Faster and More Scalable than Memcache/Redis: Tiered Storage with LCache
Scalable caching in Drupal is broken. Once cache access saturates a network link, the main options are Memcache sharding (which has broken coherency during and after network splits) and Redis clustering (immature in multi-master and as complex as MySQL replication in master/replica modes).
We can do better. We can have better performance, scale, and operational simplicity. We just need to take a lesson from multicore processor architectures and their use of L1/L2 caches. Drupal doesn't even need full-scale coherency management; it just needs the cache writes on an earlier request to be guaranteed readable on a later request.

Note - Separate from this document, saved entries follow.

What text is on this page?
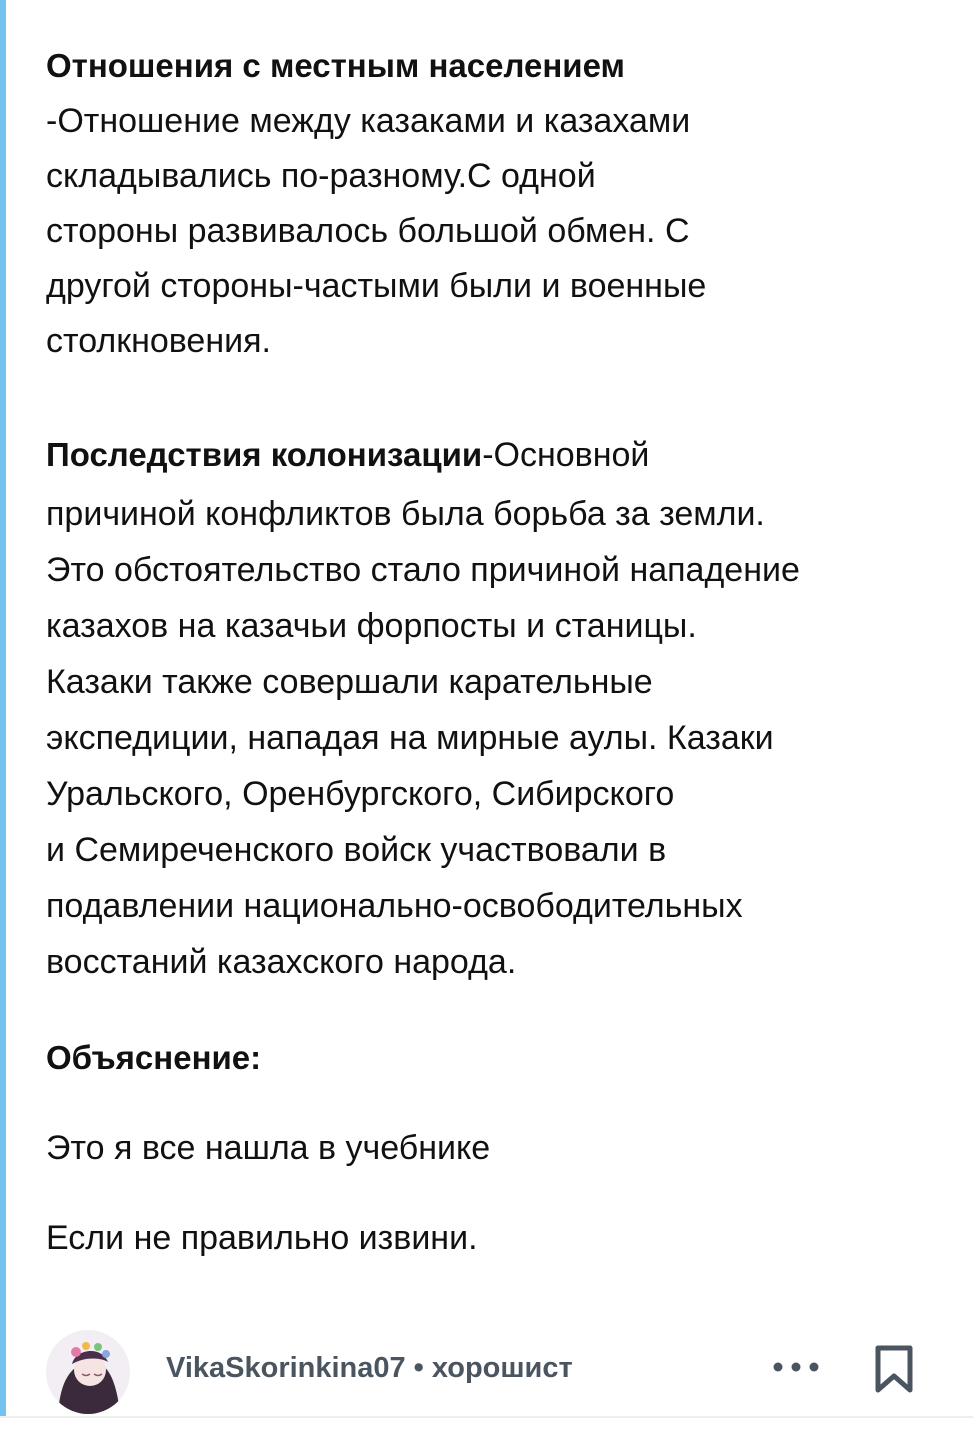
Отношения с местным населением

-Отношение между казаками и казахами
складывались по-разному.С одной
стороны развивалось большой обмен. С
другой стороны-частыми были и военные
столкновения.
Последствия колонизации-Основной
причиной конфликтов была борьба за земли.
Это обстоятельство стало причиной нападение
казахов на казачьи форпосты и станицы.
Казаки также совершали карательные
экспедиции, нападая на мирные аулы. Казаки
Уральского, Оренбургского, Сибирского
и Семиреченского войск участвовали в
подавлении национально-освободительных
восстаний казахского народа.

Объяснение:

Это я все нашла в учебнике

Если не правильно извини.

VikaSkorinkina07 • хорошист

Inspired by how processors handle core-local caches and the design of Pantheon's Valhalla file system, I've written a library and module called LCache with the following properties:
- Uses the database for canonical cache storage and coherency management. This is the L2.

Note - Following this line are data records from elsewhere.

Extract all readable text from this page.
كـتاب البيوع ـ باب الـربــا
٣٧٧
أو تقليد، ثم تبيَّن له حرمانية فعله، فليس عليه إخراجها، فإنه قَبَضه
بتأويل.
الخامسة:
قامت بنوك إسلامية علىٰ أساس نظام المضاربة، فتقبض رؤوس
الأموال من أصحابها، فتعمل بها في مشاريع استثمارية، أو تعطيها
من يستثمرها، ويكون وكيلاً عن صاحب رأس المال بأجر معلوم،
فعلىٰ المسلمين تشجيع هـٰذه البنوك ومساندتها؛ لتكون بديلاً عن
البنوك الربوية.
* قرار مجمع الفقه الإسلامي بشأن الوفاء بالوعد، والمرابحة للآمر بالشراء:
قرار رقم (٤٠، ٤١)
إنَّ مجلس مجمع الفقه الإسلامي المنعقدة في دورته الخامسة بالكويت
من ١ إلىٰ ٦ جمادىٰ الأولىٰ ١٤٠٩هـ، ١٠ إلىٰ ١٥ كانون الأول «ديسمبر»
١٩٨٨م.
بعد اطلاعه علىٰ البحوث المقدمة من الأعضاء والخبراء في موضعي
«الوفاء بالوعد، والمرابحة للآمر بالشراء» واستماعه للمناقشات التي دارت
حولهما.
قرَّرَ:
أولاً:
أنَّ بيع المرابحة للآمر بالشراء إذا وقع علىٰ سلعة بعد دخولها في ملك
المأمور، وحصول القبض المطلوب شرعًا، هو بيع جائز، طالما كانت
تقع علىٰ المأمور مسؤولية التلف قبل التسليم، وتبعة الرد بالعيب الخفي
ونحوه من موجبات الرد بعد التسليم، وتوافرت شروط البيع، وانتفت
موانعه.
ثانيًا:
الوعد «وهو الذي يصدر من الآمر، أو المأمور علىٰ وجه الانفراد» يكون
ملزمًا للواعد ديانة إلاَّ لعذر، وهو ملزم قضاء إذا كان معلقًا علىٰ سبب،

- Opportunistically uses APCu (which is local to each PHP-FPM pool and absent for CLI) as an L1.
- Before Drupal bootstraps, it freshens APCu (if present) using L2's causality and sequencing information.
- Falls back to just using the database cache if APCu isn't present or functional.
- There is nothing extra to deploy or configure, just enabling the APCu extension for PHP.
- Support for tag-based invalidation.
Initial results show 20% less page-generation time than with datacenter-local (but not host-local) Redis access. This is primarily because there's only one round-trip to the cache for each request, and that request only returns data for cache updates.
In this presentation, I will cover:
- The coherency protocol, including some discussion of vector clocks
- The unit testing model for the cache coherency implementation
- How fallback to pure database caching works
- Why core should adopt this as the default cache implementation in, say, Drupal 8.3 or 8.4.